According to a Business Recorder exclusive, Prime Minister Shahid Khaqan Abbasi fully cognizant of severe financial constraints facing the country 10 days before the presentation of the budget 2018-19 in parliament as on 17 April, during a Cabinet meeting, he remarked that defence spending and interest payments on domestic and foreign loans eat up the entire tax revenue of the government. The question is if this assessment is accurate and if so how can the government justify its fiscal incentive package of 184.4 billion rupees while enhanced taxes would account for an additional 93.3 billion rupees leaving a net reduction in revenue of 91 billion rupees?
Total revenue collected during the ongoing fiscal year, as per revised estimates, was 4.14 trillion rupees while total mark-up as well as foreign loan repayments amounted to 1.9 trillion rupees; defence expenditure accounted for 1.25 trillion rupees (including military pensions of 253 billion rupees) giving a grand total of 3.15 trillion rupees. Thus interest payment and defence spending together accounted for 76 percent of total tax revenue - a sizeable amount but with a quarter tax revenue remaining for other use.
In the budget 2018-19, the Abbasi-led administration has estimated tax revenue of 4.43 trillion rupees while mark-up on domestic and foreign loans as well as foreign loan repayments is projected at 2.2 trillion rupees while the size of defence allocations (including military pensions) is around 1.3 trillion rupees giving a grand total of 3.5 trillion rupees. Thus in the forthcoming budget these two expenditures account for 79 percent of the projected tax revenue - a rise of 3 percent that can be squarely attributed to the Abbasi-led administration. Additionally, the higher revenue projected is not based on a projection by the FBR which has envisaged a decline in revenue of 91 billion rupees due to the massive fiscal incentives given by the government, but on some vague hope that the Gross Domestic Product growth rate would fuel growth in tax revenues of 13.4 percent.

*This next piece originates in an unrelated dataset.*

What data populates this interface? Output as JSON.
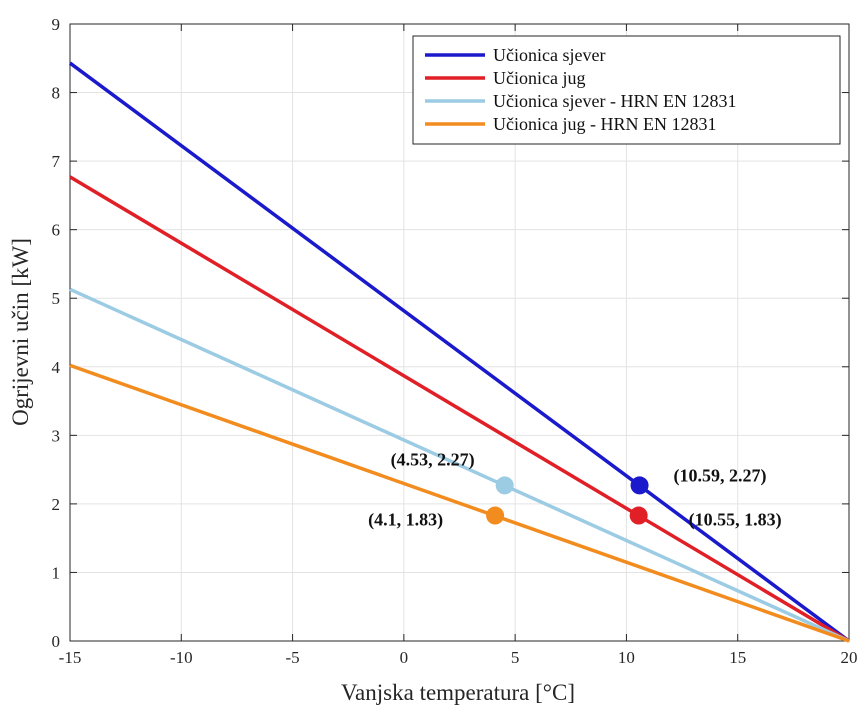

Had the government bothered to look at Pakistan's historical data, even going back five years, it would have been forced to acknowledge that the impact of GDP growth rate on tax revenue is not established (though such a linkage is evident in developed countries); and the rise in revenue during the tenure of the PML-N government has been due to a rise in taxes mainly on existing taxpayers, an example being levying a withholding on filers, albeit at a lower rate than non-filers, in the sales tax mode which implies the filer not only pays income tax but then pays a withholding tax as and when he procures any item or service on which a withholding tax has been levied. It is relevant to note that withholding taxes account for 75 percent of all FBR taxes parked under income tax collections and that the difference in the rate between filers and non-filers did not lead to any significant rise in the number of filers. Be that as it may, defence and interest payments account for 73 percent of total current expenditure and 66 percent of total expenditure as per the budget documents.
Thus the budget for next fiscal year is dependent on revenue collections that are unlikely to be realized given the tax concessions announced by the present government; the expenditure allocations envisage higher borrowing for which again the present government must be held responsible. The attempt to curtail public sector development programme (PSDP) in 2017-18 to 750 billion rupees (250 billion rupees less than budgeted for the current year) and to contain the PSDP for next fiscal year to 800 billion rupees while urging provinces to generate a surplus of 285.6 billion rupees makes the budget even more controversial and unrealistic as relations between the federal government and its federating units are at an all time low given that (i) three provinces walked out of the National Economic Council meeting due to failure to agree on a range of projects; and (ii) even Punjab is going to announce a four-month budget which makes a mockery of the budget allocation of 850 billion rupee provincial PSDP and the projected provincial surplus for the current year.
To conclude, the next government would need to completely redraft the budget; it would need to bring together all institutions, including the military and the civilian bureaucracy to assist in identifying areas where expenditure can be cut, including in pay raises announced by the current government, while taking fiscal measures that begin to reform the existing tax structure by increasing reliance on direct tax collections and enhancing the tax base.